Panoptic power was predicated on the threat of past (or future) plagues. When the plague becomes neither a haunting nor a warning but a present reality, alive in our own bodies, it turns out we have next to nothing in place to manage it. Meanwhile the surveillance of digital communications technology has either no interest or no capacity to treat people as anything other than consumers.

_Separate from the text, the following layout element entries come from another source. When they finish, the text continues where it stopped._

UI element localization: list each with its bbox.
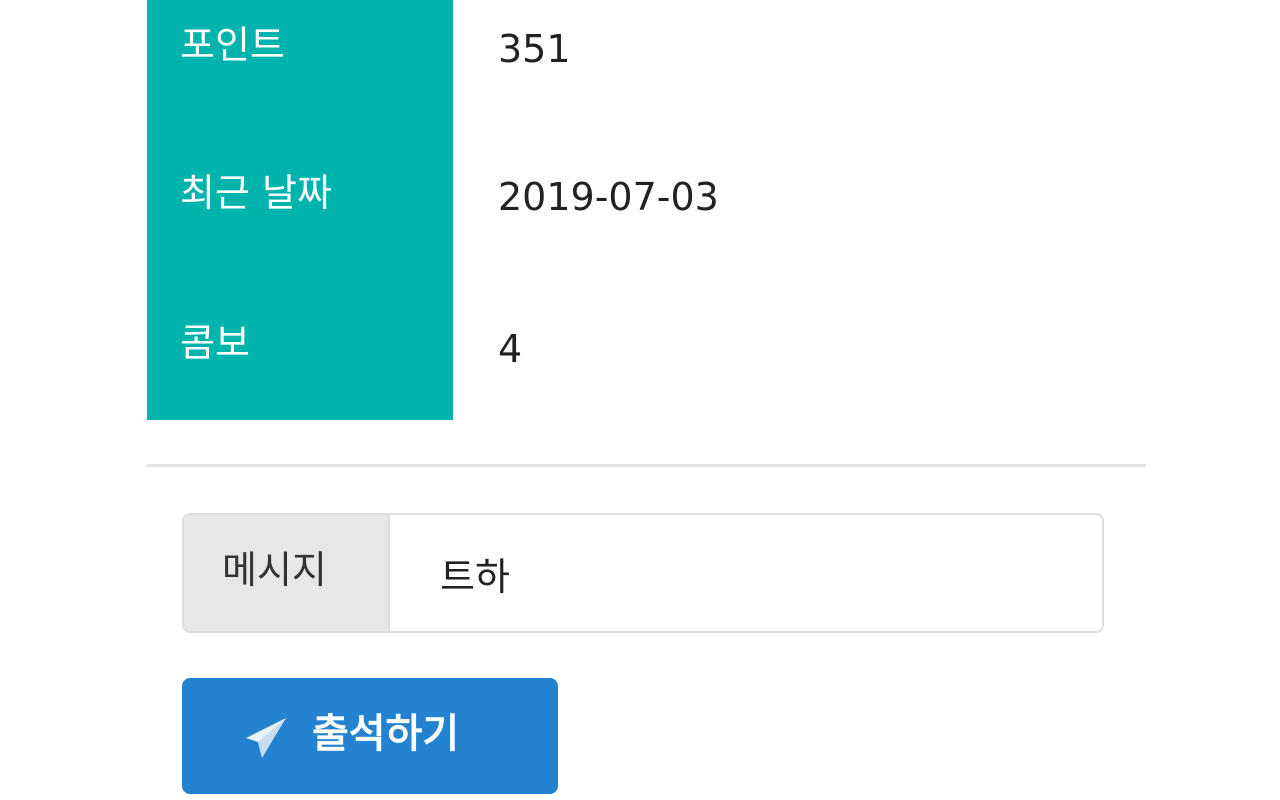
message-input[interactable] [390,515,1102,631]
stat-value-recent-date: 2019-07-03 [498,175,719,219]
submit-label: 출석하기 [312,711,460,757]
stat-value-points: 351 [498,27,571,71]
message-input-group: 메시지 [182,513,1104,633]
stat-label-cell: 콤보 [147,274,453,420]
attendance-submit-button[interactable]: 출석하기 [182,678,558,794]
stat-row-recent-date: 최근 날짜 2019-07-03 [147,126,1146,274]
stat-value-combo: 4 [498,327,523,371]
stat-label-recent-date: 최근 날짜 [180,171,332,215]
stat-label-combo: 콤보 [180,321,250,365]
stat-label-cell: 최근 날짜 [147,126,453,274]
stat-row-points: 포인트 351 [147,0,1146,126]
divider [147,464,1146,467]
paper-plane-icon [246,718,286,758]
stat-label-points: 포인트 [180,23,285,67]
stat-label-cell: 포인트 [147,0,453,126]
message-addon: 메시지 [184,515,390,631]
message-addon-label: 메시지 [222,548,327,592]
stat-row-combo: 콤보 4 [147,274,1146,420]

Today’s panopticism and consumer capitalism alike are woefully, brutally inadequate to manage a pandemic, although they have been quite effective in building enduring structural racism and ever more extreme income inequality. That’s not to say that I would advocate for any scenario in which either corporate capitalism or government authorities have broader surveillance and power over the citizenry. Rather I am speaking from within an already existing network of massive physical and informational tracking to note how surveillance and machine learning is and is not being used. While it is true that the U.S. government is generally dysfunctional and is currently headed by a particularly destructive demagogue, we should also take care to note that advancements in the surveillance and management of individuals have ultimately served little other than corporate power and consumer capitalism, itself operating alongside an ongoing agenda of institutionalized white supremacy.

As Covid-19 sweeps through prisons and hospitals — institutions that within Foucault’s analysis of the panoptic schema theoretically should have been the most able to “manage” their populations — and the police continue to murder black Americans and assault protesters, it becomes even clearer that surveillance and security have become increasingly antithetical to concerns for health and safety. Never has it been so obvious that the economy and governing of global capitalism, particularly that of the U.S., is operating outside the logic of social infrastructure and has instead fully invested in pure exercises of power. Covid-19 is not the disease — it is, sadly, only the symptom.

The prevailing surveillance models of today, and those that profit from them, do not care about our health, and their resources will not be used to help. The information empires are not coming to our rescue. The government is not coming to our rescue. What we are left with is market segmentation and racial segregation, not plague-preventing partitions. Panopticism, it turns out, was actually pretty optimistic.

Catherine Zimmer is Chair of the Film and Screen Studies Department at Pace University, and the author of Surveillance Cinema. Her work on media, culture, and politics has appeared in a range of scholarly journals as well as popular online publications.